Helen is one of my best friends in the information business. We have known each other for about 30 years, but as Helen lives in the United States and I live in the U.K., we now meet all too infrequently. Helen and I have developed our careers in the information industry in very different ways. And while we are both avid networkers, we have developed contact lists with very little overlap. We each like to think we know everyone in the information business, but the reality is that we don’t. As we get older (and in my case grayer), we have great difficulty in tracking the new entrants to our profession and business, and by the same account they would probably not be aware that we even exist and have networks that they could use.
Scenarios like these are played out in every organization: Senior managers have well-developed networks and are blind to the problems that newcomers to the organization face when they need to know who knows what. Often, they are left to rely on a list of hits from an intranet search engine of dubious merit. The problems get worse when one of the senior managers leaves. A good deal of attention is focused on the loss of the knowledge they have, which, in reality, will probably not lead to the demise of the organization. The more critical problem is that they may well have been the node linking two or more networks and, with the node gone, these networks now operate in isolation.

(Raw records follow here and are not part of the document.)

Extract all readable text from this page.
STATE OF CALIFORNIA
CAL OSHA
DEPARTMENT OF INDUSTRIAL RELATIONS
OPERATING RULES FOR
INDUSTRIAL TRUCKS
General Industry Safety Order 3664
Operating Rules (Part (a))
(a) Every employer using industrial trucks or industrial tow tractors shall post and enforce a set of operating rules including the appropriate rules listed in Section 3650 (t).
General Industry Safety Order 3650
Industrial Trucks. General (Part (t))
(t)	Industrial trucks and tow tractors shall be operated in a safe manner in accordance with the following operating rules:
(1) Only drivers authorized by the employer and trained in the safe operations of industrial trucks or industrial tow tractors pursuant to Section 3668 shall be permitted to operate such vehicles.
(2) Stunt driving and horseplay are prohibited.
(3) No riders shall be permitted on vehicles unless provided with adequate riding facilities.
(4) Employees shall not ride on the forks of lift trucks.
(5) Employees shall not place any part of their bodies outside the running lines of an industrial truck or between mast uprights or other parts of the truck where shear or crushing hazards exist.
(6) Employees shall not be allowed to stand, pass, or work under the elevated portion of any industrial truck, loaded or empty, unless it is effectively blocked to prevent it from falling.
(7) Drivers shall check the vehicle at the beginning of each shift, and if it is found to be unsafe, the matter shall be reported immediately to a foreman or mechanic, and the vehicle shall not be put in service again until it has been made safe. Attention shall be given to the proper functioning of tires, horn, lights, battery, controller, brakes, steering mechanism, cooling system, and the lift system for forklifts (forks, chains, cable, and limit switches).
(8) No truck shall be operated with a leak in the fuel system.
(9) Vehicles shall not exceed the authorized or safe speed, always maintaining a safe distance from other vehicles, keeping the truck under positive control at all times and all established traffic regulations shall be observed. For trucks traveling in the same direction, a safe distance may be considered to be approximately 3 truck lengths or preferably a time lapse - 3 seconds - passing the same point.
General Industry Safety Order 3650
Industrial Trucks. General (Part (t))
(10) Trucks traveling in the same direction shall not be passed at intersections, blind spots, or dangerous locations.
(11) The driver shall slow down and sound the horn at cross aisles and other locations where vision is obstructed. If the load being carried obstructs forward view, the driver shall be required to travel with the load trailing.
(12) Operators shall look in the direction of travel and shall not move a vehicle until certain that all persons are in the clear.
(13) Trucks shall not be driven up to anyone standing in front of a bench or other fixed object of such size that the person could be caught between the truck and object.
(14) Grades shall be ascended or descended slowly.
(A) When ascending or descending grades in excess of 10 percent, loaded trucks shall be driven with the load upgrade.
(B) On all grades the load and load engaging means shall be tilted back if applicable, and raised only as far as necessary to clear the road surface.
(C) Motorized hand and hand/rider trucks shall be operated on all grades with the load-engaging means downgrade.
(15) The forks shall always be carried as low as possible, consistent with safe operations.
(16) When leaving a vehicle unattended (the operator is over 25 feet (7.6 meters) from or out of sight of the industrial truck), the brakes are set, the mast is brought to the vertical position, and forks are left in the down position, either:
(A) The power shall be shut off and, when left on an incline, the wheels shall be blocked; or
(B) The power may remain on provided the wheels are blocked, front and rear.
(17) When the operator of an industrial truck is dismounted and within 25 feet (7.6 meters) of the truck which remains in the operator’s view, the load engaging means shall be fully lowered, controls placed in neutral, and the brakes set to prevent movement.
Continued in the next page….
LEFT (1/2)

And yet there is more bad news. Organizations now do virtual work to such an extent that employees may work on projects and business processes with colleagues that they will never meet. Few organizations appreciate the issues around using virtual meeting applications such as NetMeeting or WebEx. They are taught the mechanics of logging on but not how to build trust and collaboration with people that they’ve never even seen. These problems were brought into sharp relief by the launch decision for the Space Shuttle Challenger (Diane Vaughan’s book, The Challenger Launch Decision, published by The University of Chicago Press in 1996, tells the story brilliantly).

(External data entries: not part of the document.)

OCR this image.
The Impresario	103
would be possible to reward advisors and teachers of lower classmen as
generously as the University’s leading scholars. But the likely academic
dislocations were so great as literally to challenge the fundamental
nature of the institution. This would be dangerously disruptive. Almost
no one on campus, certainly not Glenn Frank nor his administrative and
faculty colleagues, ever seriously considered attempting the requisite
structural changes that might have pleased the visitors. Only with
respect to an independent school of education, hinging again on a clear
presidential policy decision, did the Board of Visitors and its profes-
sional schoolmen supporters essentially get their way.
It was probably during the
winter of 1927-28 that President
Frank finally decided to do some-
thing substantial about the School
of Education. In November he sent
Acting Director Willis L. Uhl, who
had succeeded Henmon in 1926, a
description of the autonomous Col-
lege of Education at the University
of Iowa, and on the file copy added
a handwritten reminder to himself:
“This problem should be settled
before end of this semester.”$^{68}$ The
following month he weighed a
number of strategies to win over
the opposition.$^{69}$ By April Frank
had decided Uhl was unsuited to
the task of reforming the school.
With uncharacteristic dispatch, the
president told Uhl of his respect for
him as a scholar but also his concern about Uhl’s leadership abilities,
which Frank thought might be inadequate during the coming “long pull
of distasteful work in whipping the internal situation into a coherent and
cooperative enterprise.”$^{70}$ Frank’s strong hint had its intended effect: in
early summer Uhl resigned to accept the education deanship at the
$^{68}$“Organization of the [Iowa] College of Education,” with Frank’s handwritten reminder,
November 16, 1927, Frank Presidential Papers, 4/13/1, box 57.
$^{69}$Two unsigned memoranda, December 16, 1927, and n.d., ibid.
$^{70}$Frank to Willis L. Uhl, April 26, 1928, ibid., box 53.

Over the last few years, the growth in social networking applications such as LinkedIn has been colossal. As I write this, the friends of a missing woman in the U.K. set up a social network hub to provide a forum for any information that might help find her. Tragically, she was found dead, but an important precedent was created.

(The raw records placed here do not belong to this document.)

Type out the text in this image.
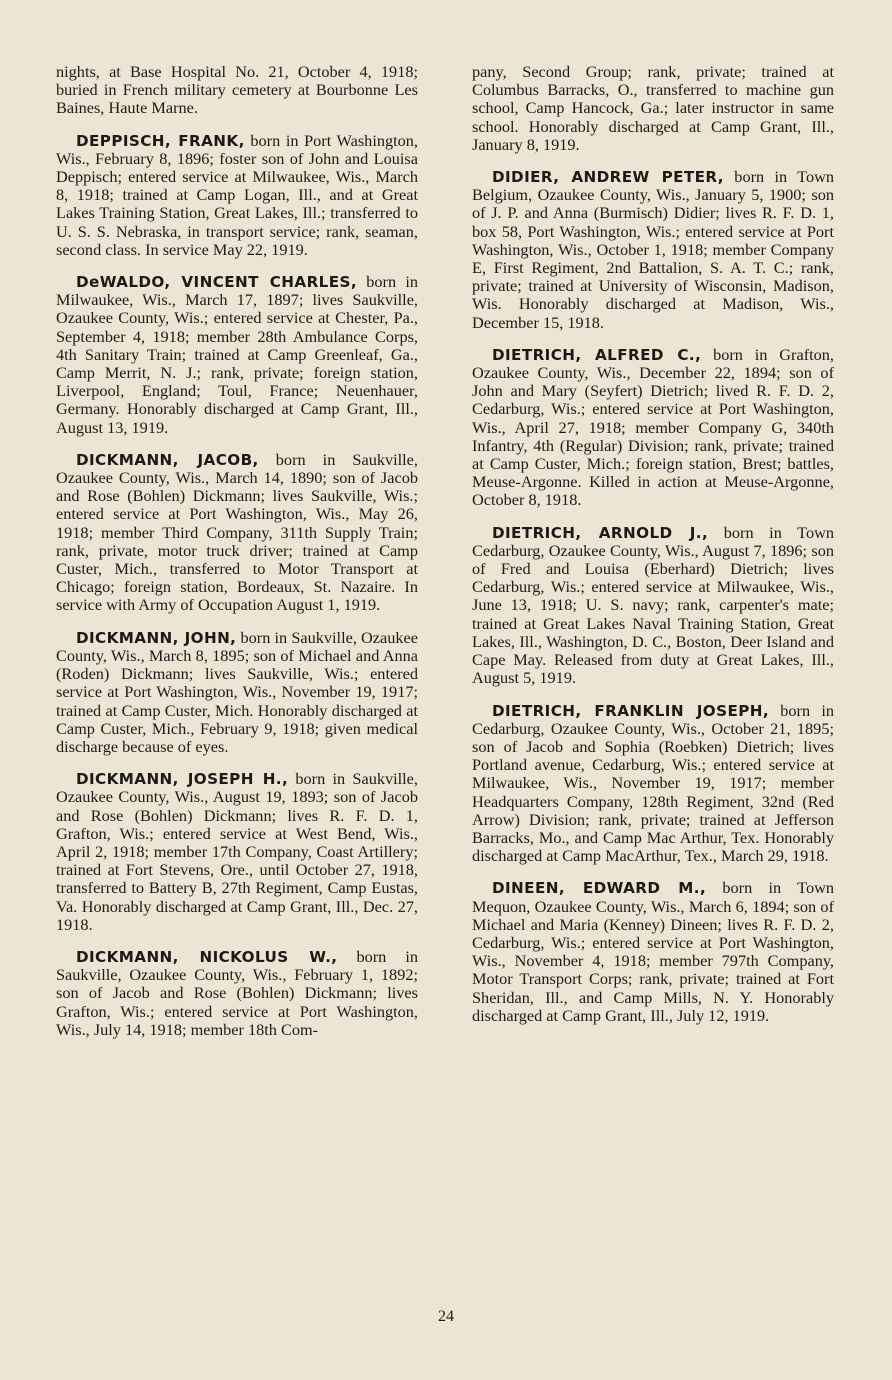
nights, at Base Hospital No. 21, October 4, 1918; buried in French military cemetery at Bourbonne Les Baines, Haute Marne.

DEPPISCH, FRANK, born in Port Washington, Wis., February 8, 1896; foster son of John and Louisa Deppisch; entered service at Milwaukee, Wis., March 8, 1918; trained at Camp Logan, Ill., and at Great Lakes Training Station, Great Lakes, Ill.; transferred to U. S. S. Nebraska, in transport service; rank, seaman, second class. In service May 22, 1919.

DeWALDO, VINCENT CHARLES, born in Milwaukee, Wis., March 17, 1897; lives Saukville, Ozaukee County, Wis.; entered service at Chester, Pa., September 4, 1918; member 28th Ambulance Corps, 4th Sanitary Train; trained at Camp Greenleaf, Ga., Camp Merrit, N. J.; rank, private; foreign station, Liverpool, England; Toul, France; Neuenhauer, Germany. Honorably discharged at Camp Grant, Ill., August 13, 1919.

DICKMANN, JACOB, born in Saukville, Ozaukee County, Wis., March 14, 1890; son of Jacob and Rose (Bohlen) Dickmann; lives Saukville, Wis.; entered service at Port Washington, Wis., May 26, 1918; member Third Company, 311th Supply Train; rank, private, motor truck driver; trained at Camp Custer, Mich., transferred to Motor Transport at Chicago; foreign station, Bordeaux, St. Nazaire. In service with Army of Occupation August 1, 1919.

DICKMANN, JOHN, born in Saukville, Ozaukee County, Wis., March 8, 1895; son of Michael and Anna (Roden) Dickmann; lives Saukville, Wis.; entered service at Port Washington, Wis., November 19, 1917; trained at Camp Custer, Mich. Honorably discharged at Camp Custer, Mich., February 9, 1918; given medical discharge because of eyes.

DICKMANN, JOSEPH H., born in Saukville, Ozaukee County, Wis., August 19, 1893; son of Jacob and Rose (Bohlen) Dickmann; lives R. F. D. 1, Grafton, Wis.; entered service at West Bend, Wis., April 2, 1918; member 17th Company, Coast Artillery; trained at Fort Stevens, Ore., until October 27, 1918, transferred to Battery B, 27th Regiment, Camp Eustas, Va. Honorably discharged at Camp Grant, Ill., Dec. 27, 1918.

DICKMANN, NICKOLUS W., born in Saukville, Ozaukee County, Wis., February 1, 1892; son of Jacob and Rose (Bohlen) Dickmann; lives Grafton, Wis.; entered service at Port Washington, Wis., July 14, 1918; member 18th Com-

pany, Second Group; rank, private; trained at Columbus Barracks, O., transferred to machine gun school, Camp Hancock, Ga.; later instructor in same school. Honorably discharged at Camp Grant, Ill., January 8, 1919.

DIDIER, ANDREW PETER, born in Town Belgium, Ozaukee County, Wis., January 5, 1900; son of J. P. and Anna (Burmisch) Didier; lives R. F. D. 1, box 58, Port Washington, Wis.; entered service at Port Washington, Wis., October 1, 1918; member Company E, First Regiment, 2nd Battalion, S. A. T. C.; rank, private; trained at University of Wisconsin, Madison, Wis. Honorably discharged at Madison, Wis., December 15, 1918.

DIETRICH, ALFRED C., born in Grafton, Ozaukee County, Wis., December 22, 1894; son of John and Mary (Seyfert) Dietrich; lived R. F. D. 2, Cedarburg, Wis.; entered service at Port Washington, Wis., April 27, 1918; member Company G, 340th Infantry, 4th (Regular) Division; rank, private; trained at Camp Custer, Mich.; foreign station, Brest; battles, Meuse-Argonne. Killed in action at Meuse-Argonne, October 8, 1918.

DIETRICH, ARNOLD J., born in Town Cedarburg, Ozaukee County, Wis., August 7, 1896; son of Fred and Louisa (Eberhard) Dietrich; lives Cedarburg, Wis.; entered service at Milwaukee, Wis., June 13, 1918; U. S. navy; rank, carpenter's mate; trained at Great Lakes Naval Training Station, Great Lakes, Ill., Washington, D. C., Boston, Deer Island and Cape May. Released from duty at Great Lakes, Ill., August 5, 1919.

DIETRICH, FRANKLIN JOSEPH, born in Cedarburg, Ozaukee County, Wis., October 21, 1895; son of Jacob and Sophia (Roebken) Dietrich; lives Portland avenue, Cedarburg, Wis.; entered service at Milwaukee, Wis., November 19, 1917; member Headquarters Company, 128th Regiment, 32nd (Red Arrow) Division; rank, private; trained at Jefferson Barracks, Mo., and Camp Mac Arthur, Tex. Honorably discharged at Camp MacArthur, Tex., March 29, 1918.

DINEEN, EDWARD M., born in Town Mequon, Ozaukee County, Wis., March 6, 1894; son of Michael and Maria (Kenney) Dineen; lives R. F. D. 2, Cedarburg, Wis.; entered service at Port Washington, Wis., November 4, 1918; member 797th Company, Motor Transport Corps; rank, private; trained at Fort Sheridan, Ill., and Camp Mills, N. Y. Honorably discharged at Camp Grant, Ill., July 12, 1919.

24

Too many organizations believe that staff directories should simply list each employee’s name, telephone number, and email address. People want to know where others are in the organization, what projects they are working on, what expertise they have, who else they might know through a professional affiliation, and a great deal more. In Europe, there are some tricky data privacy issues, but these can and should be overcome rather than being used by HR departments as an excuse for inaction. Often the problem is that the information that is held in an HR portal cannot easily be exported to an intranet application, and even when export is possible, enabling staff to revise and enhance the information seems to be beyond the capabilities of the IT department.
Another excuse is that people do not like being bothered with silly questions, so they hide their expertise. That is easily overcome. Several organizations I know have a policy that any “first contact” must be by email and the email has to set out what the enquirer has already done to try to answer the question. This gives the expert a chance to assess a whole range of parameters about the enquirer, and give a response that could range from “I’m very busy” to “call me now.”
The cost to a business of not facilitating knowledge exchange is probably quite colossal. Not only does the new employee in particular not work effectively for months because he has difficulty in building a network, but he may feel that the organization is not taking him seriously and helping him build a career. So what does your company do to facilitate knowledge sharing? Are there courses in how to manage virtual teams? How do you promote your expertise and your career in the organization you work for? It’s time to strike a better balance between information and expertise.